2. Next-generation genome mapping. Although genomic methods like serology and phages have been used for hundreds of years—certain techniques that were introduced during the last 30 years are now being integrated into national, even global networks. Whole genome sequencing through PFGE (pulsed-field gel electrophoresis) and MLVA (multiple locus variable-number tandem repeat analysis, often used as an adjunct technique to PFGE) are enabling further DNA fragment separation and identification, both of which have huge implications for understanding and tracing foodborne illness.

MLVA can connect suspected, fast-evolving bacterial strains to an outbreak when they might look the same using other methods of DNA fingerprinting, such as PFGE. And when used as a complementary technique to PFGE, MLVA allowing scientists to see more detailed differences between bacteria that have similar PFGE patterns.

“These newer methods allow us to break these indistinguishable strains down even further,” Dr. Miller said. “It’s next-generation sequencing for greater specificity. As these techniques are harmonized and brought into the regulatory and public health area, genomic sequencing will enable more exquisite precision.”

3. Higher level of substantiation. Be it nutrient content, label claims, food/ingredient source, GRAS under attack or FSMA, this rather “broad” concept of higher substantiation runs deep, and can open the door to complex consumer litigation. “It’s affecting not only classical substantiation, but how we authenticate foods and validate processes,” Dr. Miller said. He provided a single case study as an example: a class action threat against a popcorn manufacturer over the calorie count of one serving of popcorn.
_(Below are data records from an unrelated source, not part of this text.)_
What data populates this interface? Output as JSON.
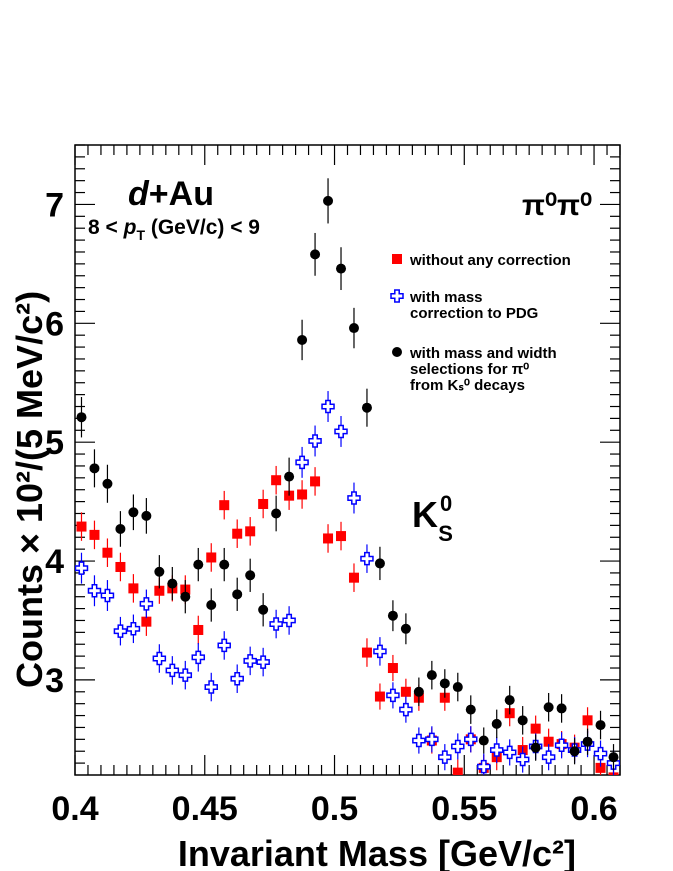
{
  "chart_data": {
    "type": "scatter",
    "title": "",
    "xlabel": "Invariant Mass [GeV/c²]",
    "ylabel": "Counts × 10²/(5 MeV/c²)",
    "xlim": [
      0.4,
      0.61
    ],
    "ylim": [
      2.2,
      7.5
    ],
    "x_ticks": [
      "0.4",
      "0.45",
      "0.5",
      "0.55",
      "0.6"
    ],
    "y_ticks": [
      "3",
      "4",
      "5",
      "6",
      "7"
    ],
    "annotations": {
      "system_d": "d",
      "system_au": "+Au",
      "pt_pre": "8 < ",
      "pt_p": "p",
      "pt_sub": "T",
      "pt_post": " (GeV/c) < 9",
      "channel": "π⁰π⁰",
      "peak_k": "K",
      "peak_sup": "0",
      "peak_sub": "S"
    },
    "legend": {
      "placement": "top-right",
      "entries": [
        {
          "marker": "red-square",
          "lines": [
            "without any correction"
          ]
        },
        {
          "marker": "blue-open-cross",
          "lines": [
            "with mass",
            "correction to PDG"
          ]
        },
        {
          "marker": "black-circle",
          "lines": [
            "with mass and width",
            "selections for π⁰",
            "from Kₛ⁰ decays"
          ]
        }
      ]
    },
    "series": [
      {
        "color": "#ff0000",
        "marker": "square",
        "x": [
          0.4025,
          0.4075,
          0.4125,
          0.4175,
          0.4225,
          0.4275,
          0.4325,
          0.4375,
          0.4425,
          0.4475,
          0.4525,
          0.4575,
          0.4625,
          0.4675,
          0.4725,
          0.4775,
          0.4825,
          0.4875,
          0.4925,
          0.4975,
          0.5025,
          0.5075,
          0.5125,
          0.5175,
          0.5225,
          0.5275,
          0.5325,
          0.5375,
          0.5425,
          0.5475,
          0.5525,
          0.5575,
          0.5625,
          0.5675,
          0.5725,
          0.5775,
          0.5825,
          0.5875,
          0.5925,
          0.5975,
          0.6025,
          0.6075
        ],
        "y": [
          4.29,
          4.22,
          4.07,
          3.95,
          3.77,
          3.49,
          3.75,
          3.77,
          3.76,
          3.42,
          4.03,
          4.47,
          4.23,
          4.25,
          4.48,
          4.68,
          4.55,
          4.56,
          4.67,
          4.19,
          4.21,
          3.86,
          3.23,
          2.86,
          3.1,
          2.9,
          2.85,
          2.49,
          2.85,
          2.22,
          2.5,
          2.26,
          2.35,
          2.72,
          2.41,
          2.59,
          2.48,
          2.46,
          2.43,
          2.66,
          2.26,
          2.18
        ],
        "err": [
          0.12,
          0.12,
          0.12,
          0.12,
          0.12,
          0.12,
          0.11,
          0.11,
          0.12,
          0.12,
          0.12,
          0.12,
          0.12,
          0.12,
          0.12,
          0.12,
          0.12,
          0.12,
          0.12,
          0.12,
          0.12,
          0.12,
          0.12,
          0.11,
          0.11,
          0.11,
          0.11,
          0.11,
          0.11,
          0.11,
          0.11,
          0.11,
          0.11,
          0.11,
          0.11,
          0.11,
          0.11,
          0.11,
          0.11,
          0.11,
          0.11,
          0.11
        ]
      },
      {
        "color": "#0000ff",
        "marker": "open-cross",
        "x": [
          0.4025,
          0.4075,
          0.4125,
          0.4175,
          0.4225,
          0.4275,
          0.4325,
          0.4375,
          0.4425,
          0.4475,
          0.4525,
          0.4575,
          0.4625,
          0.4675,
          0.4725,
          0.4775,
          0.4825,
          0.4875,
          0.4925,
          0.4975,
          0.5025,
          0.5075,
          0.5125,
          0.5175,
          0.5225,
          0.5275,
          0.5325,
          0.5375,
          0.5425,
          0.5475,
          0.5525,
          0.5575,
          0.5625,
          0.5675,
          0.5725,
          0.5775,
          0.5825,
          0.5875,
          0.5925,
          0.5975,
          0.6025,
          0.6075
        ],
        "y": [
          3.94,
          3.75,
          3.71,
          3.41,
          3.43,
          3.64,
          3.18,
          3.08,
          3.04,
          3.19,
          2.94,
          3.29,
          3.01,
          3.16,
          3.15,
          3.47,
          3.5,
          4.83,
          5.01,
          5.3,
          5.09,
          4.53,
          4.02,
          3.24,
          2.87,
          2.75,
          2.49,
          2.5,
          2.35,
          2.44,
          2.5,
          2.27,
          2.41,
          2.39,
          2.33,
          2.44,
          2.35,
          2.45,
          2.41,
          2.46,
          2.38,
          2.3
        ],
        "err": [
          0.13,
          0.13,
          0.13,
          0.12,
          0.12,
          0.12,
          0.12,
          0.12,
          0.12,
          0.12,
          0.12,
          0.12,
          0.12,
          0.12,
          0.12,
          0.12,
          0.12,
          0.13,
          0.13,
          0.13,
          0.13,
          0.13,
          0.12,
          0.12,
          0.11,
          0.11,
          0.11,
          0.11,
          0.11,
          0.11,
          0.11,
          0.11,
          0.11,
          0.11,
          0.11,
          0.11,
          0.11,
          0.11,
          0.11,
          0.11,
          0.11,
          0.11
        ]
      },
      {
        "color": "#000000",
        "marker": "circle",
        "x": [
          0.4025,
          0.4075,
          0.4125,
          0.4175,
          0.4225,
          0.4275,
          0.4325,
          0.4375,
          0.4425,
          0.4475,
          0.4525,
          0.4575,
          0.4625,
          0.4675,
          0.4725,
          0.4775,
          0.4825,
          0.4875,
          0.4925,
          0.4975,
          0.5025,
          0.5075,
          0.5125,
          0.5175,
          0.5225,
          0.5275,
          0.5325,
          0.5375,
          0.5425,
          0.5475,
          0.5525,
          0.5575,
          0.5625,
          0.5675,
          0.5725,
          0.5775,
          0.5825,
          0.5875,
          0.5925,
          0.5975,
          0.6025,
          0.6075
        ],
        "y": [
          5.21,
          4.78,
          4.65,
          4.27,
          4.41,
          4.38,
          3.91,
          3.81,
          3.7,
          3.97,
          3.63,
          3.97,
          3.72,
          3.88,
          3.59,
          4.4,
          4.71,
          5.86,
          6.58,
          7.03,
          6.46,
          5.96,
          5.29,
          3.98,
          3.54,
          3.43,
          2.9,
          3.04,
          2.97,
          2.94,
          2.75,
          2.49,
          2.63,
          2.83,
          2.66,
          2.43,
          2.77,
          2.76,
          2.4,
          2.48,
          2.62,
          2.35
        ],
        "err": [
          0.17,
          0.16,
          0.16,
          0.15,
          0.15,
          0.15,
          0.14,
          0.14,
          0.14,
          0.14,
          0.14,
          0.14,
          0.14,
          0.14,
          0.14,
          0.15,
          0.16,
          0.17,
          0.18,
          0.19,
          0.18,
          0.17,
          0.16,
          0.14,
          0.13,
          0.13,
          0.12,
          0.12,
          0.12,
          0.12,
          0.12,
          0.11,
          0.12,
          0.12,
          0.12,
          0.11,
          0.12,
          0.12,
          0.11,
          0.11,
          0.12,
          0.11
        ]
      }
    ]
  }
}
“The company marketing the popcorn had on label that one serving, or four cups, was 150 calories. This was disputed and class action threatened. The firm came to us asking if we could substantiate their calorie statement.”

As food in the US is measured by volume, not by weight like most countries, trying to determine the volume of a serving of popcorn—which varies in amount, often containing unpopped kernels—is not easiest thing, Dr. Miller noted.

“I’m convinced this is part of problem that everybody has in establishing what a serving size is and how many calories are in it,” he said. "One other factor: not all the carbohydrates found in popcorn are digestible, so we needed to subtract out fiber content from the caloric estimate, which for popcorn is fairly substantial.

“The bottom line is, we were able to convince plaintiffs that the company was right. But it’s incumbent on all to expend the necessary resources to prove you’re doing the right thing.”